Synapses form when highly motile dendritic filopodia establish axonal contacts.
When a synaptic contact is stabilized, it gives rise to the formation of a dendritic
spine, which has recently been shown to involve a number of molecules that mostly
regulate the actin cytoskeleton. Thus, it is not surprising that Eph receptor tyrosine
kinases, as known regulators of signaling pathways involved in actin cytoskeleton
remodeling, have been shown to be required for spine development and maintenance.
The main characteristic of interactions of the Eph receptor with its membrane
associated ephrin ligand is that they can propagate bidirectional signals. Both forward
(downstream of Eph receptor) and reverse (downstream of ephrin ligand) signaling
have been shown to play a role in mature synapses, where spine morphology changes
are associated with synaptic plasticity. Thus, ephrinB reverse signaling might be as
important for dendritic spine development as signaling pathways downstream of Eph
receptors. Intrigued by this idea, we hypothesized that some of the spine morphology
changes during plasticity might be regulated exclusively by ephrin reverse signaling
pathways. Analyzing spine formation in cultures of dissociated hippocampal neurons,
we demonstrated that stimulation of hippocampal neurons with EphB receptor bodies
leads to increased spine maturation. Expression of a truncated form of ephrinB ligand,
which is still able to activate EphB receptor but is unable to transduce intracellular
signals, impairs spine morphology. To find new players of reverse signaling that are
important in directing ephrin-mediated spine morphology, we performed a proteomic
analysis of the phosphotyrosine dependent ephrin interactor Grb4 (Nck-2, Nck beta).
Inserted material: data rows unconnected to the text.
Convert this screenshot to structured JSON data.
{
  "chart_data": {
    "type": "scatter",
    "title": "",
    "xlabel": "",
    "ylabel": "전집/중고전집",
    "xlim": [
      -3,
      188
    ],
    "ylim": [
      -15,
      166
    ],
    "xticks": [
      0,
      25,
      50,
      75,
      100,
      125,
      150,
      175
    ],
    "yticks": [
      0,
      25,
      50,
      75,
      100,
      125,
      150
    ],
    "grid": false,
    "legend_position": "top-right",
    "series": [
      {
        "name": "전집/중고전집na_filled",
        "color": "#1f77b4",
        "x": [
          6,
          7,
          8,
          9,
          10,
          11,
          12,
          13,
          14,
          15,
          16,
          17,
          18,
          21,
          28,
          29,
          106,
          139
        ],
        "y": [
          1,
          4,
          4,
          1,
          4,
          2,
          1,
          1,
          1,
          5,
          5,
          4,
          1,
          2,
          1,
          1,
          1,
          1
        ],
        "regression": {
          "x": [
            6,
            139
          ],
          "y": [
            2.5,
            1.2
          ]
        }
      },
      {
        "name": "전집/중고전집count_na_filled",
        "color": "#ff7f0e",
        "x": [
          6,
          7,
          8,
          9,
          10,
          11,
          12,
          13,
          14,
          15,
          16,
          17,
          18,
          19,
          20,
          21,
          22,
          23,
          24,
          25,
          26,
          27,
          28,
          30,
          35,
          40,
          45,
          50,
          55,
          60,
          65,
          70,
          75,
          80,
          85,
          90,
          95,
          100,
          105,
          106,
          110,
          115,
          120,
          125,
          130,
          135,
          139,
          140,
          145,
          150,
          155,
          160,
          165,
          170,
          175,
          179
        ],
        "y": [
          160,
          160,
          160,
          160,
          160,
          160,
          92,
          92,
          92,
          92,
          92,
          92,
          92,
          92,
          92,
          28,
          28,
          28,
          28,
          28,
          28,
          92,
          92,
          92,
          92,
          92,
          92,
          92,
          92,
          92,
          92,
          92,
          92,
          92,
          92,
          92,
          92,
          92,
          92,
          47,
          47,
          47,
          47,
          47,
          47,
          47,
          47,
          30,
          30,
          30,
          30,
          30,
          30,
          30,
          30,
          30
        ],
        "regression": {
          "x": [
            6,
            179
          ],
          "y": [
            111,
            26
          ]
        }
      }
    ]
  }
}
We identified the signaling adaptor G protein-coupled receptor kinase-interacting
protein (GIT)1 (Cat1) as well as the exchange factor for Rac βPIX (β-p21-activated
protein kinase (PAK)-interacting exchange factor), also called RhoGEF7 or Cool-1, as
novel Grb4 binding partners, which have both previously been shown to be required
for spine formation. We show that Grb4 binds and recruits GIT1 to synapses
downstream of activated ephrinB ligand. Interactions of Grb4 with ephrin or GIT1 are
necessary for proper spine morphogenesis and synapse formation. We therefore
provide evidence for an important role of ephrinB reverse signaling in spine formation
and describe the ephrinB reverse signaling pathway involved in this process.